2005 single by Kaiser Chiefs

"Everyday I Love You Less and Less" is a song by English indie rock band Kaiser Chiefs. It is the opening track on their debut album, Employment (2005), and was released on the B-Unique label as the album's third single (not counting re-issues) on 16 May 2005. The song peaked at number 10 on the UK Singles Chart, their second top-10 single of the year. Outside the UK, the song peaked at number 52 in the Netherlands.

==Background==
Singer Ricky Wilson described the song as a "hate ballad" and added, "Usually bands release for their third single a love ballad but we decided to do the opposite. It's for anyone who's ever split up with someone and they don't leave you alone." Guitarist Simon Rix added: "You think it's going to be quite bouncy but it's actually as negative as you can be!"

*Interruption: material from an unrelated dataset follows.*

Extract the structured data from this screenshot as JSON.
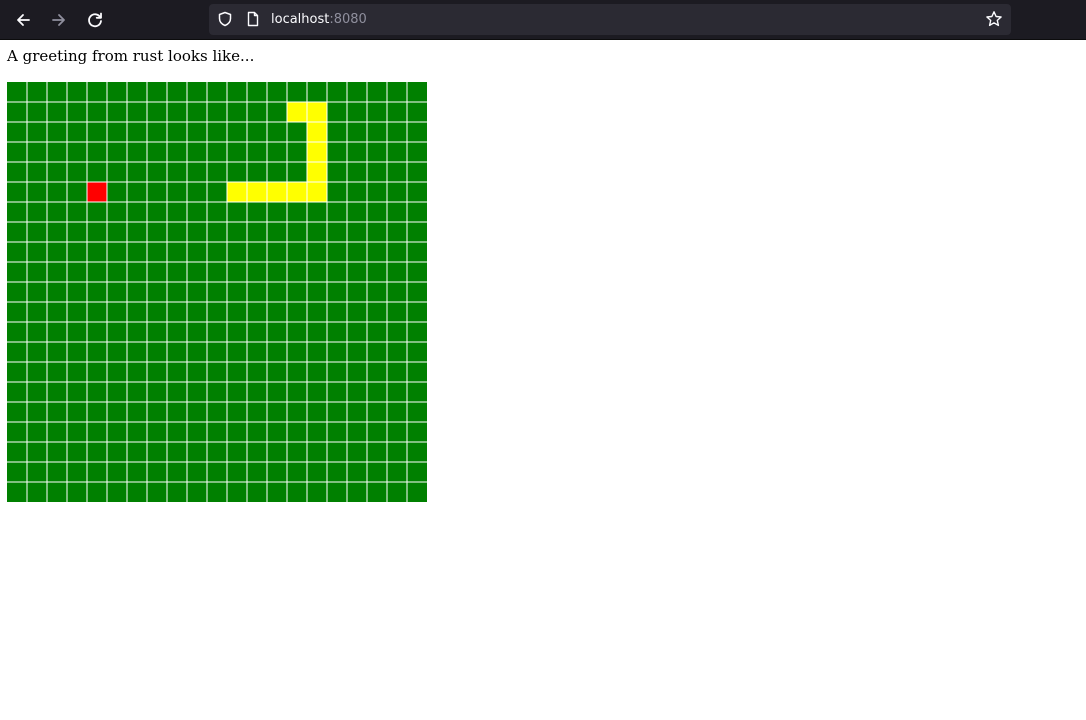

Dorian Lynskey of The Guardian wrote that the Kaiser Chiefs had been labeled as has-beens by 2003-2004, and they were desperate to build a fanbase to impress record labels: "The need to make an impression while bottom of the bill in a tiny venue explains all the ohhhhhhs and nanananas and oft-repeated choruses that set up shop in the listener's brain after the first listen."

==Music video==
The music video was directed by Tim Pope. It features the band wearing skeleton costumes.

==Track listings==

UK CD1
1. "Everyday I Love You Less and Less" (Spike Stent remix)
2. "Another Number" (the Cribs cover)

UK CD2 and Australasian CD single
1. "Everyday I Love You Less and Less" (Spike Stent remix)
2. "Seventeen Cups"
3. "Not Surprised"
4. "Everyday I Love You Less and Less" (video)

UK 7-inch picture disc
A. "Everyday I Love You Less and Less" (Spike Stent remix)
B. "The Letter Song"

European CD single
1. "Everyday I Love You Less and Less" (Spike Stent remix)
2. "Take My Temperature" (live at Pinkpop)
3. "Modern Way" (live at Pinkpop)

==Charts==

===Weekly charts===

| Chart (2005) | Peak position |
|---|---|
| Netherlands (Single Top 100) | 52 |
| Scotland Singles (Official Charts) | 9 |
| UK Singles (Official Charts) | 10 |
| UK Indie (Official Charts) | 1 |

===Year-end charts===

| Chart (2005) | Position |
|---|---|
| UK Singles (OCC) | 82 |

==Certifications==

| Region | Certification | Certified units/sales |
| United Kingdom (BPI) | Platinum | 600,000^{‡} |
^{‡} Sales+streaming figures based on certification alone.